Writing Prompts: Find Your Phrases

I’ve been working from a cheat sheet of sorts — Bernadette Mayer’s List of Journal Ideas — to create some of my poems. The neat thing about such a list is you can choose one of the many ideas and create not one, but many poems or writings from it.

Plus, it gets you thinking about your own list of prompts.

At some point in my life, I’ll compile these into a tidy little list. Until then, I’ll just blog about them in hopes something will spark your creativity.

This prompt came at me sideways (as things tend to do for us Cancers). Annie Dillard, who captured my undying admiration with her book An American Childhood, has a book of “found poems” — poems created from words or phrases found elsewhere. Mornings Like This is the result, and it’s fascinating. To think these sentences, once complete strangers, now feel just right together is just delicious, isn’t it? Here’s an example from that book:

Envoy

It is not without regret

That the author bids farewell.

It is hard to lay down the pen

And again plunge into the busy world…

So this week’s writing prompt:

Find your phrases. Create a poem entirely from sentences you find elsewhere. An email. A website. A favorite book, maybe page 112, second paragraph. First sentences of ten books you have access to. Whatever appeals, go for it. Just remember the only rule:

No adding anything beyond your title or subtitles. You can choose to omit words, as Dillard did in her poems, but no adding. Also, just for fun, try keeping the sentences and phrases exactly as they appear. Maybe keep track of where your sentences come from, just for fun.

Here’s my attempt:

And that is when the rage and the outrage and the injustice and the betrayal must a got unbearable to him, 

by the time the noise quieted down

the old man stopped and turned 

He was looking at nothing more than a sullen sky 

Everyone my age remembers where they were and what they were doing 

The talk of shooting men in cold blood 

A tiny vignette of the Civil War 

please believe that I am falling apart.

like moving through water chest-high

I knew we’d never get back there 

I never stopped looking down onto that clear, clear day 

She laughed again and shrugged her shoulders 

we shall both have a great iron chunk of misery behind us 

The fact that she had played out her marked cards to the final consequences 

He had made a fool of himself, but in good hands one does not mind 

This was the reason she was ashamed

(The Town by William Faulkner, page 84)

(A Prayer for Owen Meany by John Irving, page 73)

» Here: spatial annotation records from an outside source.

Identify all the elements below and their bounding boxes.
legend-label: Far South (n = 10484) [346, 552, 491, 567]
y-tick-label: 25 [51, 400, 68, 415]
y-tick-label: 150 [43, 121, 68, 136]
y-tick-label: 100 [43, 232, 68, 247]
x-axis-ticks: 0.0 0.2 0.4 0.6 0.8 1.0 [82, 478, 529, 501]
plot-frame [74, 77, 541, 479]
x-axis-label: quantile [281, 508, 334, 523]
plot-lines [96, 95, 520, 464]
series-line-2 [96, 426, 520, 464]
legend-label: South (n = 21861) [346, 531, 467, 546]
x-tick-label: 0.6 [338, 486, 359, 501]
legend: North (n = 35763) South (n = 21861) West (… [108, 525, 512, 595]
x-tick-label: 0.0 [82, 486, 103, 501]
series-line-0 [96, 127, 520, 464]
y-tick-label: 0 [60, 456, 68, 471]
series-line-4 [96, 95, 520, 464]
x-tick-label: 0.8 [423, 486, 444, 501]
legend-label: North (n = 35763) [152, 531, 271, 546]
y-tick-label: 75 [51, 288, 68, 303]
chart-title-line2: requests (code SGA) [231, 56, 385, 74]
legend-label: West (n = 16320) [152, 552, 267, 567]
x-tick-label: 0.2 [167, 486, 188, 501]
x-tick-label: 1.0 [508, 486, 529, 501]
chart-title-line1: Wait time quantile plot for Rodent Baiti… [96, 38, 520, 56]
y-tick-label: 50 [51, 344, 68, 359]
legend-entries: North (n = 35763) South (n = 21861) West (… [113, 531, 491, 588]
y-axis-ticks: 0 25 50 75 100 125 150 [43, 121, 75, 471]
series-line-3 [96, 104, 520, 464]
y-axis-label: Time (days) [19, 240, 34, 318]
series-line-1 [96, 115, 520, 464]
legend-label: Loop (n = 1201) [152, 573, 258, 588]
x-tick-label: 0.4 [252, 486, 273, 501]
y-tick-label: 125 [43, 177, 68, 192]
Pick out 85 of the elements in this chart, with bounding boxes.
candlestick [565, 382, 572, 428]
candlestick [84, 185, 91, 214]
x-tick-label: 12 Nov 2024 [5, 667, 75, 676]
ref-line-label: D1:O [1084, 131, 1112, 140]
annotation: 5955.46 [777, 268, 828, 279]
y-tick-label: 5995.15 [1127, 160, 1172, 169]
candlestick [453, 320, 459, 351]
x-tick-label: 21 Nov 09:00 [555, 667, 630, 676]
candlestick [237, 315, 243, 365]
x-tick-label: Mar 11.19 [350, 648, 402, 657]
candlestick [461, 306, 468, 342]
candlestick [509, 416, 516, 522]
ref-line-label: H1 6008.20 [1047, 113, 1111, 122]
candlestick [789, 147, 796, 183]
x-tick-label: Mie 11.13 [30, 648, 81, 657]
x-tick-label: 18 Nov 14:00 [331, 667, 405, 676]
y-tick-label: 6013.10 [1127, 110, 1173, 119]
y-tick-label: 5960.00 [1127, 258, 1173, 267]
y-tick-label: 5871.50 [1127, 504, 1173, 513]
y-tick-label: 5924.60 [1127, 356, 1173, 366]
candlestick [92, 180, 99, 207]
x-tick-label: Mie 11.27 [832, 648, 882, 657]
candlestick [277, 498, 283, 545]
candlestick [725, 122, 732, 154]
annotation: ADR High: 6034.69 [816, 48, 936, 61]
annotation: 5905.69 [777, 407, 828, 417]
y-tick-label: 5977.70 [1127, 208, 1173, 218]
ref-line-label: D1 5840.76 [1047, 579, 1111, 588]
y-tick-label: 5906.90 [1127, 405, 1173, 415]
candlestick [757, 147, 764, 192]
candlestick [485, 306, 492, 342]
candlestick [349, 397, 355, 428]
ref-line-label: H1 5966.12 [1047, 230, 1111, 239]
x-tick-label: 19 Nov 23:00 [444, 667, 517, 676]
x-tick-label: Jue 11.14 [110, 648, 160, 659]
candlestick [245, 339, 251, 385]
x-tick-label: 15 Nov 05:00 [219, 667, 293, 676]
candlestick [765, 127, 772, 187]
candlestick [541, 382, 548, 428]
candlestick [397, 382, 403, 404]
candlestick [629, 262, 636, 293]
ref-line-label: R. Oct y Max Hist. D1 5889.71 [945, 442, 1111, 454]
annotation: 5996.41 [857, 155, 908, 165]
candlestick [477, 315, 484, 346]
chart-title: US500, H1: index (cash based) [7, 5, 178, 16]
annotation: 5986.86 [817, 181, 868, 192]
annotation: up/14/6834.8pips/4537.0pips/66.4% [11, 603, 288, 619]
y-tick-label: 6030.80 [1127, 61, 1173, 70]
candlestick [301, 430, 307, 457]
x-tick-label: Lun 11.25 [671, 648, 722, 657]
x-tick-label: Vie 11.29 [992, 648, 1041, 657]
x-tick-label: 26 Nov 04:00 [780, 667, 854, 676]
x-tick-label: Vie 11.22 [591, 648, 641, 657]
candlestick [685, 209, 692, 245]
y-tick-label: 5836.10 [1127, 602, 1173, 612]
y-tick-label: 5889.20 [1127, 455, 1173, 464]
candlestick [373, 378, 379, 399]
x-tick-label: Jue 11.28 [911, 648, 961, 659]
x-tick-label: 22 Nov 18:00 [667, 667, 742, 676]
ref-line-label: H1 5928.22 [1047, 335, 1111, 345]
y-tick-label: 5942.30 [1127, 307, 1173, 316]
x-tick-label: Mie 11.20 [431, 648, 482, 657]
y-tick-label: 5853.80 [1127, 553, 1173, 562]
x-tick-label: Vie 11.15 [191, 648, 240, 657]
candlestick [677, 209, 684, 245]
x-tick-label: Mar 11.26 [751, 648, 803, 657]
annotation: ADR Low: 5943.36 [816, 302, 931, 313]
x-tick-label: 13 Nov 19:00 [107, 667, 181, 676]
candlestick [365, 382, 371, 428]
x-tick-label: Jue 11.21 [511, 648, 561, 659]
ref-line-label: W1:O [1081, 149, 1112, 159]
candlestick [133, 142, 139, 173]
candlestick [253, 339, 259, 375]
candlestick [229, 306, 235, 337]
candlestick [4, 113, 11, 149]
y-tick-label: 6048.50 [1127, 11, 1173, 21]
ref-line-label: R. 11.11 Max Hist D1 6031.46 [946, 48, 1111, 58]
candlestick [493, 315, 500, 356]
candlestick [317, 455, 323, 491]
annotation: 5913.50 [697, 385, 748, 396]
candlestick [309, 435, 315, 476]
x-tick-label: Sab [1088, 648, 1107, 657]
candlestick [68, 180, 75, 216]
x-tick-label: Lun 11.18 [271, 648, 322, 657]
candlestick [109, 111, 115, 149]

(Cannery Row by John Steinbeck, page 25)

(The Johnstown Flood by David McCullough (page 157)

(Ready Player One by Ernest Cline, page 1)

(The Dream of the Golden Mountains by Malcolm Cowley, page 76)

(Inishfallen, Fare Thee Well by Sean O’Casey, page 133)

(Midnight’s Children by Salman Rushdie, page 36)

(A Good Hanging by Ian Rankin, page 200)

(The Liars’ Club by Mary Karr, page 210)

(Impossible Vacation by Spalding Gray, page 124)

(Alexander’s Bridge by Willa Cather, page 43)

(Vita and Harold by Nigel Nicolson, page 138)

(Chronicle of a Death Foretold by Gabriel Garcia Marquez, page 41)

(The Woman of Andros, by Thornton Wilder, page 31)

(Going to Meet the Man by James Baldwin, page 219)

Want to play along? Post your attempt here (or tell us what you created and what works you used).

Poets, have you ever played with found poetry? If so, what parameters have you given yourself?